Questa argomentazione, secondo cui una DSL è limitata perché brama e allo stesso tempo rifiuta la potenza di un linguaggio di programmazione, è direttamente proporzionale alla misura in cui le caratteristiche della DSL sono direttamente mappabili alle caratteristiche di un linguaggio di programmazione . Nel caso di SQL, l'argomento è debole perché la maggior parte delle cose offerte da SQL non assomigliano a quelle che trovi in ​​un normale linguaggio di programmazione. All'altra estremità dello spettro, troviamo sistemi modello in cui praticamente ogni caratteristica sta facendo convergere la DSL verso il BASIC.

Facciamo ora un passo indietro e contempliamo queste tre fonti di attrito per eccellenza, riassunte dal concetto di separatezza . Poiché è separato, un DSL deve trovarsi in un file separato; è più difficile da modificare (e ancora più difficile da scrivere da soli) e (spesso, ma non sempre) richiede che tu aggiunga, una per una, le funzionalità che ti mancano da un vero linguaggio di programmazione.

La separazione è un problema inerente a qualsiasi DSL, non importa quanto ben progettata.

Passiamo ora ad un secondo problema degli strumenti dichiarativi, che è diffuso ma non inerente.

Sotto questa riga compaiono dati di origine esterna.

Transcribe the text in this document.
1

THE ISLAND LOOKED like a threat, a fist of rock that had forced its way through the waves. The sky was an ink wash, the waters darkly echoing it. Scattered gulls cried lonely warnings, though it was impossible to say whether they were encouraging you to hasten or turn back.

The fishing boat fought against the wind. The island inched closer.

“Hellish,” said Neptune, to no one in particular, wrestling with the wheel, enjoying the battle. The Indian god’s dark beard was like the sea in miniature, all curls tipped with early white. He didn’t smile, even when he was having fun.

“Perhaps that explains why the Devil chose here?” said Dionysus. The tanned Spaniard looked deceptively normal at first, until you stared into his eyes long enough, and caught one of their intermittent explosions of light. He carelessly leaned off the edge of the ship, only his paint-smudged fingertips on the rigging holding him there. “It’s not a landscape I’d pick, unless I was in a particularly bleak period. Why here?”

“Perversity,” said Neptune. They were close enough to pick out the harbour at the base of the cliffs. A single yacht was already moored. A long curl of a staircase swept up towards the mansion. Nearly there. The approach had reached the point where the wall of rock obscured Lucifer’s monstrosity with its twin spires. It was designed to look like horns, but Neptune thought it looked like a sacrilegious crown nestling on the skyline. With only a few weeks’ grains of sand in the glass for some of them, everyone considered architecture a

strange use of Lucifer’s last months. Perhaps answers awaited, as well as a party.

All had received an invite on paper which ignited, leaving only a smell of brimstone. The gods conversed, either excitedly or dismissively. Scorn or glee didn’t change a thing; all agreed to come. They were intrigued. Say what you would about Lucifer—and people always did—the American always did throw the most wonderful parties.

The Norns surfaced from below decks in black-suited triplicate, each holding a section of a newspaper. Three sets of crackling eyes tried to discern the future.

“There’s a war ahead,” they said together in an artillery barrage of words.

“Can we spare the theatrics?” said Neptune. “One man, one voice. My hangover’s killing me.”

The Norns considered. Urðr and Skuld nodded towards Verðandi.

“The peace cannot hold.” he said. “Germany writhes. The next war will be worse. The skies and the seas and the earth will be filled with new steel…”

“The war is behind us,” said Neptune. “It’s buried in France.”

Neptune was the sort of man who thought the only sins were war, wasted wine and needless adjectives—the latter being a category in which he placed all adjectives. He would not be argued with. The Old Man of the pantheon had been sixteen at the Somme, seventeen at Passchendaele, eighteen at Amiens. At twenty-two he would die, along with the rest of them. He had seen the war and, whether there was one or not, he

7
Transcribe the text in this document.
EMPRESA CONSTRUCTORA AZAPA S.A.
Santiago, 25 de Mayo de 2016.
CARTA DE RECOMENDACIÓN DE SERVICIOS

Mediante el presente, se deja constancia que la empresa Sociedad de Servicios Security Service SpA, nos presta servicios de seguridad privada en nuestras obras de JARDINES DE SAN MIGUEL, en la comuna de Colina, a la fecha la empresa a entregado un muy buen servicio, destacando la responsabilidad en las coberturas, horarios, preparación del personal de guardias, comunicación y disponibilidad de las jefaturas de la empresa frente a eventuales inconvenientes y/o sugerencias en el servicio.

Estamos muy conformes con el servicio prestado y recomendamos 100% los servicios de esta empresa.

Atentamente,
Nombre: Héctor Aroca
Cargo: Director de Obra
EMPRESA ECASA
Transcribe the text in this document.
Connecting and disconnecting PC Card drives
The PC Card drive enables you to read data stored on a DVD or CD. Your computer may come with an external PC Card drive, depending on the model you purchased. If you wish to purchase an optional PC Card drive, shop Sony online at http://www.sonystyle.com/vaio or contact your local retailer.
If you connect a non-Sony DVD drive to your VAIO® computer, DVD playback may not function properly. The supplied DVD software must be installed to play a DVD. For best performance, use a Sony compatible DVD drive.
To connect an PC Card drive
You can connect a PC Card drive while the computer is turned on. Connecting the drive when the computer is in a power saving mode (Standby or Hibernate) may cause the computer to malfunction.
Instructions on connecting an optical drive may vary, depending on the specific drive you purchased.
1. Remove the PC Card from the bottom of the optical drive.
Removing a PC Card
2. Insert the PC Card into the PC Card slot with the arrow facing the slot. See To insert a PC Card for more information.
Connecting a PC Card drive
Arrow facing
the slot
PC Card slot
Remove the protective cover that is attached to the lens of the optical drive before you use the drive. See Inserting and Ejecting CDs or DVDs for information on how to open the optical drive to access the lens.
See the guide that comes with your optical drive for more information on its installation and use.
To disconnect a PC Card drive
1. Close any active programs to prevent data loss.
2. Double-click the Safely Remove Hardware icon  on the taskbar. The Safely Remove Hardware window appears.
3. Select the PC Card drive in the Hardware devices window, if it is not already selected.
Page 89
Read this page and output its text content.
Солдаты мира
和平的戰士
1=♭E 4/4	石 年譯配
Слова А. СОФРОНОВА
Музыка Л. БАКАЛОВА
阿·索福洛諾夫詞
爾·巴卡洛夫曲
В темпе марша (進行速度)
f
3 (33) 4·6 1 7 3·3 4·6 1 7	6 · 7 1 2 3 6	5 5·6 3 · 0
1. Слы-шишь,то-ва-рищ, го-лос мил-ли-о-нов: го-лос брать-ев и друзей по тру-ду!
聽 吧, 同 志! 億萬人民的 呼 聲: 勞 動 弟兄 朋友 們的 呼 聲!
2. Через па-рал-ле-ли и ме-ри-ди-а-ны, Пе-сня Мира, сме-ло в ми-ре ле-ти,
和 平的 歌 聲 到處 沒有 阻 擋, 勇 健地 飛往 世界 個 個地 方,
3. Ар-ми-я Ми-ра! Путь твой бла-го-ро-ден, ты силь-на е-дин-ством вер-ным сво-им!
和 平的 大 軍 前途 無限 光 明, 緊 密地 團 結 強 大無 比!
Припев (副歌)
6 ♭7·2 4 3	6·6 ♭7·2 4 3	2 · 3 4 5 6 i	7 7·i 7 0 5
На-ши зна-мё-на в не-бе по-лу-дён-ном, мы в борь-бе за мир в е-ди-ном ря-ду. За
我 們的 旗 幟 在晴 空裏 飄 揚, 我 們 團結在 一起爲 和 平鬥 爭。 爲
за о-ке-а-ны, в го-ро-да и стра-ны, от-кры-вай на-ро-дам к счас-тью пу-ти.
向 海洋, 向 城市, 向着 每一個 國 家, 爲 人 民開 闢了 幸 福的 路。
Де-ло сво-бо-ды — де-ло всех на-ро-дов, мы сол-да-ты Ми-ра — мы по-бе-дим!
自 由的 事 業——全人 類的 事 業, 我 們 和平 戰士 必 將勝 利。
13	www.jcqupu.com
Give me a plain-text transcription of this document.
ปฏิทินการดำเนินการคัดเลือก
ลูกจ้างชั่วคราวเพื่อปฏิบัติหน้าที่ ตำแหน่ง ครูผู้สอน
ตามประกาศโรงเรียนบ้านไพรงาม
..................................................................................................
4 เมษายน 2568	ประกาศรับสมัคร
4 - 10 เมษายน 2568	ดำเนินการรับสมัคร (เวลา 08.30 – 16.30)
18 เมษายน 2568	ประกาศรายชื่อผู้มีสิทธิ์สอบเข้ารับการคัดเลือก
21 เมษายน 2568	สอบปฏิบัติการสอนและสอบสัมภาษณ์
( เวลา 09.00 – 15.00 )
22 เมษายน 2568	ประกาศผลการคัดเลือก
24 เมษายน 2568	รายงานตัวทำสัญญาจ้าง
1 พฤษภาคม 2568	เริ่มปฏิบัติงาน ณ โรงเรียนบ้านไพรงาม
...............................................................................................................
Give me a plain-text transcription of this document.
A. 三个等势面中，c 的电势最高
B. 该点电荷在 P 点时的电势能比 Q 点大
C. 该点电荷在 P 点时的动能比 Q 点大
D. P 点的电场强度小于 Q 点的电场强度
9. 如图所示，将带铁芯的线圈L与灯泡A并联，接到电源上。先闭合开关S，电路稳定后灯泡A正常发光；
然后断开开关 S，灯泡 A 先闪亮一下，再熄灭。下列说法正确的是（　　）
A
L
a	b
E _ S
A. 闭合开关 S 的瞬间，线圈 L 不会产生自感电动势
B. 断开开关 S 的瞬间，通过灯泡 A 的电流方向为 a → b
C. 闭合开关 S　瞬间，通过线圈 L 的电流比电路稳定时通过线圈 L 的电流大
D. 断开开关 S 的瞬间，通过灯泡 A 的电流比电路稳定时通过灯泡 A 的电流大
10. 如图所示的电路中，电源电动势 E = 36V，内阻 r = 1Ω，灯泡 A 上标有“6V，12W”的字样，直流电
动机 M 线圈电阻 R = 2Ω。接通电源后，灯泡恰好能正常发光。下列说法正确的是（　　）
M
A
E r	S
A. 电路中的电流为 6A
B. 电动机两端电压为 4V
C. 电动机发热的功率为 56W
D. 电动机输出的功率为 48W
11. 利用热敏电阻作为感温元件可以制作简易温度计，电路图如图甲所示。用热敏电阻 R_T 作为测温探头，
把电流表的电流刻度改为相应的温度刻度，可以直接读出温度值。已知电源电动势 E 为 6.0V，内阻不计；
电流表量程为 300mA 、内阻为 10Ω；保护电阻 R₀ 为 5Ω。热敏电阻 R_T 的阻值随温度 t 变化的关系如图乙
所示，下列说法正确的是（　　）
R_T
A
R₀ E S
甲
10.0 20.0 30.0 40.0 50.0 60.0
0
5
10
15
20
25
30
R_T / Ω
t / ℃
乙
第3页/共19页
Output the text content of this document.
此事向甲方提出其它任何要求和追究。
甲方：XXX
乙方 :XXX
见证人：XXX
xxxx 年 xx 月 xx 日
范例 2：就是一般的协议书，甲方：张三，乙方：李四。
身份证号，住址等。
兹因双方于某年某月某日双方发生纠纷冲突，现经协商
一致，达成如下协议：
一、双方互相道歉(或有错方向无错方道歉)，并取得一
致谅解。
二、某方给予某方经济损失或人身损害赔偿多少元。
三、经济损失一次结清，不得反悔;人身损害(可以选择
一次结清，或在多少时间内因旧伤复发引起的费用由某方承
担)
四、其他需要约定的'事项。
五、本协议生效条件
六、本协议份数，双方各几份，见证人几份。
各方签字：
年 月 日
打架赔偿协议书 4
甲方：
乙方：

Un altro problema: la mancanza di dispiegamento porta alla complessità

Se avessi scritto questo articolo qualche mese fa, questa sezione sarebbe stata denominata Gli strumenti più dichiarativi sono #@!$#@! Complesso ma non so perché . Durante la stesura di questo articolo ho trovato un modo migliore per dirlo: la maggior parte degli strumenti dichiarativi sono molto più complessi di quanto dovrebbero essere . Passerò il resto di questa sezione a spiegare perché. Per analizzare la complessità di uno strumento, propongo una misura chiamata divario di complessità . Il divario di complessità è la differenza tra risolvere un determinato problema con uno strumento e risolverlo al livello inferiore (presumibilmente, semplice codice imperativo) che lo strumento intende sostituire. Quando la prima soluzione è più complessa della seconda, siamo in presenza del gap di complessità. Per più complesso , intendo più righe di codice, codice più difficile da leggere, più difficile da modificare e più difficile da mantenere, ma non necessariamente tutte contemporaneamente.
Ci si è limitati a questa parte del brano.